The state and federal government should be concerned about its return on investment. However, we believe that even if an institution receives 100% of its funding from public sources but graduates the highest percentage of students and has the fewest number of student debt problems, the government should embrace these outcomes, not threaten them.

V. Policy proposals and areas requiring further review

1. Commission a study to measure Pell usage by institution divided by the number of Pell students who graduate.
2. Track revenue growth and implement an audit where rapid growth occurs, and regulate Online Program Managers (OPMs).
3. Include completion rates, CDR and debt-to-earnings ratios as part of the DOE’s administrative capability standards.
4. Prohibit educational websites from requiring personal contact information prior to entering the site.
5. Put limits on marketing and advertising expenditures as a portion of budget.

Resources

  1. https://nces.ed.gov/programs/digest/d17/tables/dt17_303.10.asp?current=yes
  2. The current GE Rule includes non-borrowers in its formula to determine median debt. The College Scorecard, on the other hand, calculates median debt only for borrowers. Most observers do not grasp the gravity of this provision, which assures a perfect score for every program where less than 50% of the students borrow, no matter how much those borrowers are suffering. This is one of the most anti-consumer protection aspects of the GE Rule and is intended to protect favored institutions over student borrowers.

Marc Jerome

MARC JEROME,  for the past 24 years, has been a driving force behind Monroe College, a national leader in educating urban and international students. The 85-year-old institution is well-known for delivering some of the country’s best outcomes for minority and low-income college students.

A seasoned educator and advocate for increased access to affordable, quality programs, Mr. Jerome is recognized for his expertise on college completion for low-income students and the related topic of student debt. He has long championed the need to reduce unnecessary higher education borrowing and has cautioned against federal student lending policies and guidelines that inadvertently contribute to our current student debt crisis.

After practicing labor and employment law in New York City, Mr. Jerome joined Monroe College in 1994 as Director of Administration, representing the third generation of the Jerome family to work at the College. In 1996, he was promoted to Vice-President and Director of the New Rochelle campus, building it into a robust, multi-cultural, urban campus in the city’s downtown area. He was appointed the College’s President in January 2017.

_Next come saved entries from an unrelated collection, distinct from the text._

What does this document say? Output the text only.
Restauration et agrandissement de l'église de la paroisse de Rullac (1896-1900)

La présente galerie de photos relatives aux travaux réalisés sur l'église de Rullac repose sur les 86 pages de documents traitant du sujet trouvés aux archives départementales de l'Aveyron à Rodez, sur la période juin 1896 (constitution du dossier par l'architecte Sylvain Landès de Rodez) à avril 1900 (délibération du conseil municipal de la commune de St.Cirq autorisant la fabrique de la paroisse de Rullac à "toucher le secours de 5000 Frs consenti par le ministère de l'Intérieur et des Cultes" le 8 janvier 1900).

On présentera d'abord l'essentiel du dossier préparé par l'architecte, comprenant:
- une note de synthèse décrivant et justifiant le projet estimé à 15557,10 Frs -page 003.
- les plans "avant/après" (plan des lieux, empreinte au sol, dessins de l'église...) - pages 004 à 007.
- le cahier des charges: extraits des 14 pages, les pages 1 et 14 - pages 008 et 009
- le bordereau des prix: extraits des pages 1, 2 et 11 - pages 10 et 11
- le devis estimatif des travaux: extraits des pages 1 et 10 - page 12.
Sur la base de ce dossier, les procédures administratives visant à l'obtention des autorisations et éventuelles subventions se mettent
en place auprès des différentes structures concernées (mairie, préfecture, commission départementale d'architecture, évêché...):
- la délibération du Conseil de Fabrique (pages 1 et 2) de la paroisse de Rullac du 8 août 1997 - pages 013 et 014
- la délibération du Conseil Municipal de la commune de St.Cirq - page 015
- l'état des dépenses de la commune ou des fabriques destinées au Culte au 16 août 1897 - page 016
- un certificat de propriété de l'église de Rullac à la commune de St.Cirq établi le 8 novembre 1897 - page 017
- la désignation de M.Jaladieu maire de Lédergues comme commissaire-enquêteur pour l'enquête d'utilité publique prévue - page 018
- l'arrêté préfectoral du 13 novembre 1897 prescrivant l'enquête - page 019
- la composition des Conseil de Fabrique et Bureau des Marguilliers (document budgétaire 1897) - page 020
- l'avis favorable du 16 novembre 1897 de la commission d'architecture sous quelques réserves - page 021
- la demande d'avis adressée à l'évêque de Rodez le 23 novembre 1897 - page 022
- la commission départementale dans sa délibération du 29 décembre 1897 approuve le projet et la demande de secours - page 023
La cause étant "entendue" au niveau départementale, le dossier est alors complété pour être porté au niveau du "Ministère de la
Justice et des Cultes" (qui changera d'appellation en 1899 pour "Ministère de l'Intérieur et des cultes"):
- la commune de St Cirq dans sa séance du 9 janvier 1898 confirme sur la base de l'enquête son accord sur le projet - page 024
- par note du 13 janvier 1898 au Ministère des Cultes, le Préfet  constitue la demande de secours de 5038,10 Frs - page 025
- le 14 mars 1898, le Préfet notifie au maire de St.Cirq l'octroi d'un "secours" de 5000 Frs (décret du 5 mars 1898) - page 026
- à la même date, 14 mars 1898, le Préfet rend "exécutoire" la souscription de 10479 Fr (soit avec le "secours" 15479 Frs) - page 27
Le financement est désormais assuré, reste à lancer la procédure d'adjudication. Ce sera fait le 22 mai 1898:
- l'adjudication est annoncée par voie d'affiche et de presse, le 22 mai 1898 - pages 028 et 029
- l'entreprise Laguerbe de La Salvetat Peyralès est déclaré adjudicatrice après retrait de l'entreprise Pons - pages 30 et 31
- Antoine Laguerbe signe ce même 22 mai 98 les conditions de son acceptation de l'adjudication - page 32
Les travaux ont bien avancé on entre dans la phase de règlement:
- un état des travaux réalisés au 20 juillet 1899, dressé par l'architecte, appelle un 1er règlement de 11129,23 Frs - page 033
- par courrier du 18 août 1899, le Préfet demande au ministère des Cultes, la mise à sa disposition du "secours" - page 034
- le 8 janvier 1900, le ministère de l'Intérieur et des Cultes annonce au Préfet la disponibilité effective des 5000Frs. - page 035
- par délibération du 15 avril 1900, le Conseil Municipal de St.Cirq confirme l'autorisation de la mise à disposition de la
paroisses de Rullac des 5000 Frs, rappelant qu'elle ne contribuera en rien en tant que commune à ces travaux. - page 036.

Mr. Jerome volunteers his time on a number of Boards. He has been the Chair of the New Rochelle Business Improvement District since 1999. For 10 years, he was the Chair of the Alumni Relations Committee at the Dwight Englewood School in Englewood, NJ, and is a Board member of the Westchester County Association, as well as the Association of Proprietary Colleges.

Mr. Jerome, a member of the cross country and track teams at Tufts University, graduated magna cum laude with a degree in Political Science. He earned a juris doctor degree at the University of Pennsylvania Law School.

He and his wife, Helen, have three daughters.